I'm off to Legoland this Friday, supposedly to accompany my daughter on her school trip but actually to undertake some serious blogospherical research into miniatures, souvenirs, model villages and all that kind of thing. Expect a miniature photo-essay and a bored eight year old as a result.
All of which reminds me of Fabian Mortitz's Lego recreations of World Cup games over the last month, viewable on The Guardian's website. The Spain versus Holland final is embedded below (in which you gotta love Sergio Ramos' long Lego locks and, equally, Arjen Robbens lack of them in the team line up right at the start). There's something about these recreations and the way they reduce the intense drama, physical effort and virulent nationalism of the World Cup into bathetic absurdity which makes them a kind of necessary antidote.
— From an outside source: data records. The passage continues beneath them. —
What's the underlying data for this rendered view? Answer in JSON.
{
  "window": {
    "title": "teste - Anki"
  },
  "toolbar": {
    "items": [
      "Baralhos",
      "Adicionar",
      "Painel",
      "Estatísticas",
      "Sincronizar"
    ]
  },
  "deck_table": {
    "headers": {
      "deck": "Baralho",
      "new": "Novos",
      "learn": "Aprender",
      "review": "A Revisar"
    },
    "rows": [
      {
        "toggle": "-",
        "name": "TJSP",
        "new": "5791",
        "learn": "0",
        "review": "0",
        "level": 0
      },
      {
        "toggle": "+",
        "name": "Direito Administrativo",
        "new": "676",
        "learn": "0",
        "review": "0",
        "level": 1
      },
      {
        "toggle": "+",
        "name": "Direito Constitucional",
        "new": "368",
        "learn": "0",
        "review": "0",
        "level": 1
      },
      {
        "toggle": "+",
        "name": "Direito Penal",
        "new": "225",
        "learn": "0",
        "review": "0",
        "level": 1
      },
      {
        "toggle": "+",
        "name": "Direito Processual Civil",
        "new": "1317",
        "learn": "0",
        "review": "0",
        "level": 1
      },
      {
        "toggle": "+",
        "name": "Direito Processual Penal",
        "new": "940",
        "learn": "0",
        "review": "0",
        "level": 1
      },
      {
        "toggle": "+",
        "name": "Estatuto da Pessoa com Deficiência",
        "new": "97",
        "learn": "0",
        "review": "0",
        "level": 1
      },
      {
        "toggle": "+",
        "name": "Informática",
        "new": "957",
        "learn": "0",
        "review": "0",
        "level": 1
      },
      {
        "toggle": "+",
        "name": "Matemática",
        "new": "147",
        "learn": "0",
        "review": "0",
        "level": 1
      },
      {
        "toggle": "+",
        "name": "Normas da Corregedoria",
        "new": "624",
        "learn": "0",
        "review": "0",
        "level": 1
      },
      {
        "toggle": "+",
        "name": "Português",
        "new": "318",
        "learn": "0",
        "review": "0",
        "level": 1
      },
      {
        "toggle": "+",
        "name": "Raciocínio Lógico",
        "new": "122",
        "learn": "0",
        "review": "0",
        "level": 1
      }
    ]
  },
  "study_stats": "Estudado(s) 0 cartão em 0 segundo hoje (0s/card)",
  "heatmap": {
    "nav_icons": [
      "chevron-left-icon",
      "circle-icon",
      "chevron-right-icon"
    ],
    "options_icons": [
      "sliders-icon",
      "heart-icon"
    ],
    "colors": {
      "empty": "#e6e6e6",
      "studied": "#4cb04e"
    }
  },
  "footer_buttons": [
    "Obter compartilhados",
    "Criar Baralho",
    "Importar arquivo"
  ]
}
Which is a sort of fitting send(ing) off for Minus the Shooting, which I understand is going out with a bang rather than a whimper this week after providing some of the most interesting writing about the World Cup online. Giovanni's (possibly final) post about simulations and recreations of football games is particularly good and possibly worthy of some kind of follow up here if I can do it justice. It also made me realise just how much more there is to write on the topic, stuff about team strips, fans, flags and the cultural mediation of football in general. Anyway, go read, and watch.
2 comments:
Regarding your upcoming Legoland post: any chance you can throw in a photo or two of @anothersam's mysterious miniature building collection? On a side note, are you familiar with "Puzz 3D"? http://www.puzz3d.org/puzzleroom.asp
I like PUZZ 3D. No idea about Sam's mysterious miniature building collection. He keeps it under lock and key.